Supervisor Nathan Magsig’s primary concern was about whether property owners could “get credit” for existing mitigation efforts by getting their hazard zone downgraded.
He said that residents should get credit for already making their homes more resilient to wildfire risk.
“I don’t think they [Cal Fire] really take into consideration communities within the zones that have done work to remove high-hazard fuels,” Magsig said. “So maybe we can reach out to Cal Fire about..maybe almost create islands within some of these [hazard] zones.”
As the county process moves forward, residents can demand more areas be added to the fire maps or push for higher hazard ratings in already-flagged zones.
That would trigger California’s fire-safe building codes called Chapter 7a – requirements that should be obvious as wildfire dangers explode across a heating planet, said Crystal Kolden, director of UC Merced’s Fire Resilience Center.
The state’s fire-safe standards “should apply statewide,” not just in mapped fire zones, she argued. Building fire-resistant homes costs marginally more upfront but prevents catastrophic losses later, she said. And fire maps will never capture every at-risk area as the climate rapidly heats up.
“It is such a quandary to me why we treat wildfires differently than earthquakes,” she said. “We will never be able to fully predict where the worst fires will be.”
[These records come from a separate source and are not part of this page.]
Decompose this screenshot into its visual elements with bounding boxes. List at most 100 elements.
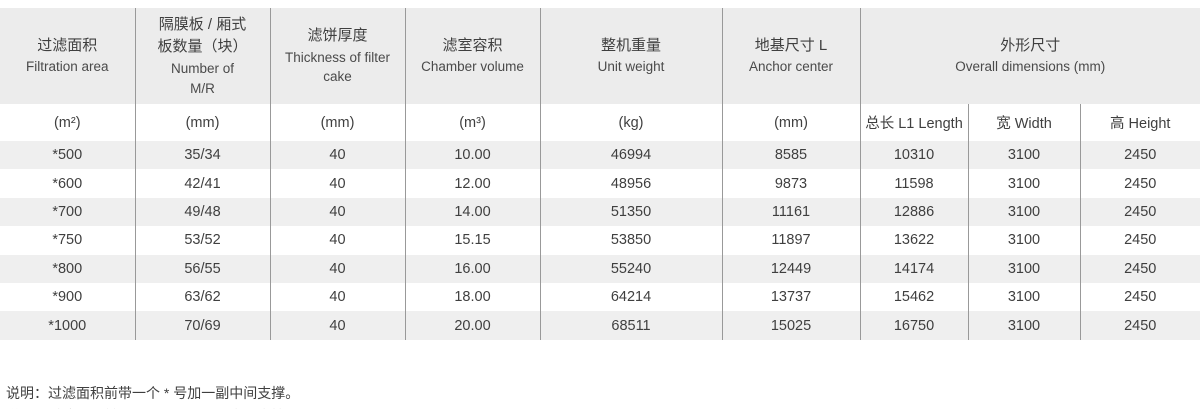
subcolumn-header-height: 高 Height xyxy=(1080,104,1200,141)
table-cell: 55240 xyxy=(540,254,723,283)
table-cell: 64214 xyxy=(540,282,723,312)
unit-cell: (m²) xyxy=(0,104,136,141)
footnote-partial-next-line: 说明：过滤面积前带一个 * 号加一副中间支撑。 xyxy=(6,406,1200,409)
table-cell: 40 xyxy=(270,141,406,170)
table-cell: *900 xyxy=(0,282,136,312)
table-cell: 2450 xyxy=(1124,260,1157,277)
column-title-zh: 地基尺寸 L xyxy=(754,36,828,54)
footnote: 说明：过滤面积前带一个 * 号加一副中间支撑。 xyxy=(6,384,300,401)
column-title-zh: 滤室容积 xyxy=(442,36,503,54)
subcolumn-header-length: 总长 L1 Length xyxy=(860,104,969,141)
table-cell: 11161 xyxy=(722,197,861,227)
column-header-anchor-center: 地基尺寸 L Anchor center xyxy=(722,8,861,104)
table-cell: 10310 xyxy=(860,141,969,170)
header-row-units: (m²) (mm) (mm) (m³) (kg) (mm) 总长 L1 Leng… xyxy=(0,104,1200,141)
table-cell: 40 xyxy=(270,254,406,283)
table-cell: 2450 xyxy=(1124,203,1157,220)
column-header-unit-weight: 整机重量 Unit weight xyxy=(540,8,723,104)
column-header-overall-dimensions: 外形尺寸 Overall dimensions (mm) xyxy=(860,8,1200,104)
table-cell: 2450 xyxy=(1124,147,1157,164)
table-cell: 18.00 xyxy=(405,282,541,312)
table-cell: 35/34 xyxy=(135,141,271,170)
unit-cell: (mm) xyxy=(722,104,861,141)
table-cell: 3100 xyxy=(968,282,1081,312)
table-cell: 46994 xyxy=(540,141,723,170)
table-row: *750 53/52 40 15.15 53850 11897 13622 3100 2450 xyxy=(0,226,1200,255)
table-cell: 70/69 xyxy=(135,311,271,340)
table-row: *600 42/41 40 12.00 48956 9873 11598 3100 2450 xyxy=(0,169,1200,198)
table-cell: 9873 xyxy=(722,169,861,198)
table-cell: 40 xyxy=(270,169,406,198)
table-cell: 3100 xyxy=(968,226,1081,255)
column-title-en: Number of M/R xyxy=(170,60,235,96)
column-title-zh: 过滤面积 xyxy=(37,36,98,54)
table-cell: 3100 xyxy=(968,141,1081,170)
table-cell: 12.00 xyxy=(405,169,541,198)
table-row: *900 63/62 40 18.00 64214 13737 15462 3100 2450 xyxy=(0,282,1200,312)
table-cell: 53850 xyxy=(540,226,723,255)
column-header-number-of-plates: 隔膜板 / 厢式 板数量（块） Number of M/R xyxy=(135,8,271,104)
table-cell: 16.00 xyxy=(405,254,541,283)
table-cell: 2450 xyxy=(1124,175,1157,192)
table-cell: 15462 xyxy=(860,282,969,312)
table-cell: 42/41 xyxy=(135,169,271,198)
unit-cell: (mm) xyxy=(135,104,271,141)
column-title-en: Chamber volume xyxy=(421,59,524,75)
column-header-chamber-volume: 滤室容积 Chamber volume xyxy=(405,8,541,104)
column-header-cake-thickness: 滤饼厚度 Thickness of filter cake xyxy=(270,8,406,104)
table-cell: *1000 xyxy=(0,311,136,340)
unit-cell: (m³) xyxy=(405,104,541,141)
column-header-filtration-area: 过滤面积 Filtration area xyxy=(0,8,136,104)
table-cell: 2450 xyxy=(1124,232,1157,249)
table-cell: *500 xyxy=(0,141,136,170)
table-row: *700 49/48 40 14.00 51350 11161 12886 3100 2450 xyxy=(0,197,1200,227)
table-cell: 51350 xyxy=(540,197,723,227)
table-cell: *800 xyxy=(0,254,136,283)
table-cell: 3100 xyxy=(968,254,1081,283)
spec-table-body: *500 35/34 40 10.00 46994 8585 10310 3100 2450 *6… xyxy=(0,141,1200,340)
table-cell: 14174 xyxy=(860,254,969,283)
table-cell: *700 xyxy=(0,197,136,227)
column-title-zh: 隔膜板 / 厢式 板数量（块） xyxy=(157,15,248,56)
table-cell: *750 xyxy=(0,226,136,255)
table-cell: 2450 xyxy=(1124,289,1157,306)
table-cell: 3100 xyxy=(968,197,1081,227)
table-cell: 49/48 xyxy=(135,197,271,227)
table-cell: *600 xyxy=(0,169,136,198)
table-cell: 10.00 xyxy=(405,141,541,170)
column-title-en: Overall dimensions (mm) xyxy=(955,59,1106,75)
column-title-en: Anchor center xyxy=(748,59,834,75)
column-title-en: Unit weight xyxy=(597,59,665,75)
table-cell: 15025 xyxy=(722,311,861,340)
table-cell: 63/62 xyxy=(135,282,271,312)
table-cell: 12886 xyxy=(860,197,969,227)
table-cell: 40 xyxy=(270,282,406,312)
column-title-zh: 外形尺寸 xyxy=(1000,36,1061,54)
table-cell: 3100 xyxy=(968,311,1081,340)
table-cell: 16750 xyxy=(860,311,969,340)
table-cell: 11598 xyxy=(860,169,969,198)
column-title-en: Filtration area xyxy=(25,59,109,75)
table-cell: 40 xyxy=(270,311,406,340)
table-cell: 11897 xyxy=(722,226,861,255)
table-cell: 53/52 xyxy=(135,226,271,255)
column-title-zh: 整机重量 xyxy=(600,36,661,54)
unit-cell: (kg) xyxy=(540,104,723,141)
table-cell: 48956 xyxy=(540,169,723,198)
subcolumn-header-width: 宽 Width xyxy=(968,104,1081,141)
column-title-zh: 滤饼厚度 xyxy=(307,27,368,45)
table-cell: 40 xyxy=(270,226,406,255)
table-cell: 3100 xyxy=(968,169,1081,198)
table-row: *500 35/34 40 10.00 46994 8585 10310 3100 2450 xyxy=(0,141,1200,170)
spec-table: 过滤面积 Filtration area 隔膜板 / 厢式 板数量（块） Num… xyxy=(0,8,1200,340)
header-row-titles: 过滤面积 Filtration area 隔膜板 / 厢式 板数量（块） Num… xyxy=(0,8,1200,104)
table-cell: 15.15 xyxy=(405,226,541,255)
table-cell: 68511 xyxy=(540,311,723,340)
table-cell: 13622 xyxy=(860,226,969,255)
table-cell: 8585 xyxy=(722,141,861,170)
table-row: *800 56/55 40 16.00 55240 12449 14174 3100 2450 xyxy=(0,254,1200,283)
table-cell: 40 xyxy=(270,197,406,227)
table-cell: 12449 xyxy=(722,254,861,283)
table-cell: 20.00 xyxy=(405,311,541,340)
California doesn’t exempt buildings from earthquake codes just because they’re far from fault lines. Yet the state lets developers in fire-prone areas off the hook for fire building codes in the “wildland urban interface,” also known as the WUI – potentially for another generation.
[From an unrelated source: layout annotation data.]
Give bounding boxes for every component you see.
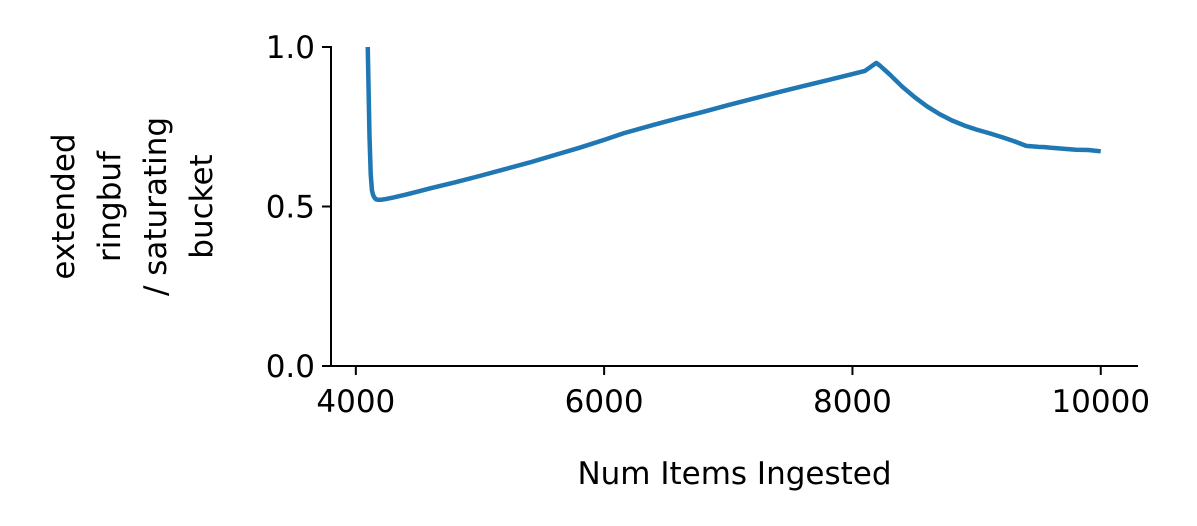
y-tick-label: 1.0 [266,30,315,66]
y-axis-title-line: ringbuf [92,150,128,262]
y-tick-label: 0.5 [266,190,315,226]
x-tick-label: 4000 [316,384,395,420]
series-line [365,46,1101,203]
plot-area [365,46,1101,203]
y-axis-ticks: 0.0 0.5 1.0 [266,30,331,385]
x-axis-title: Num Items Ingested [577,456,891,492]
x-tick-label: 10000 [1051,384,1150,420]
x-tick-label: 6000 [565,384,644,420]
x-axis-ticks: 4000 6000 8000 10000 [316,366,1150,420]
y-axis-title-line: extended [46,133,82,279]
y-tick-label: 0.0 [266,349,315,385]
y-axis-title-line: bucket [184,154,220,258]
x-tick-label: 8000 [813,384,892,420]
y-axis-title-line: / saturating [138,117,174,296]
y-axis-title: extended ringbuf / saturating bucket [46,117,220,296]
“In many ways, exempting the [local agencies] of 7a [fire codes] is kicking the can down the road. Overtime, you will begin to see greater flammability [in these new development areas],” she said.
Los Angeles County, whose latest wildfire this winter caused $250 billion in damage, has launched aggressive programs to restrict development in high-risk areas, even in moderate zones. And aggressive upgrades in South Lake Tahoe – led by local agencies – saved the town from the Caldor Fire, Kolden said.
“We should take all buildings, not just those flagged by imperfect models,” she said.
Fresno County’s next hearing on Cal Fire’s new hazard maps is Jun. 24. Public comments can be submitted to Amy Ryals in the County Administrative Office.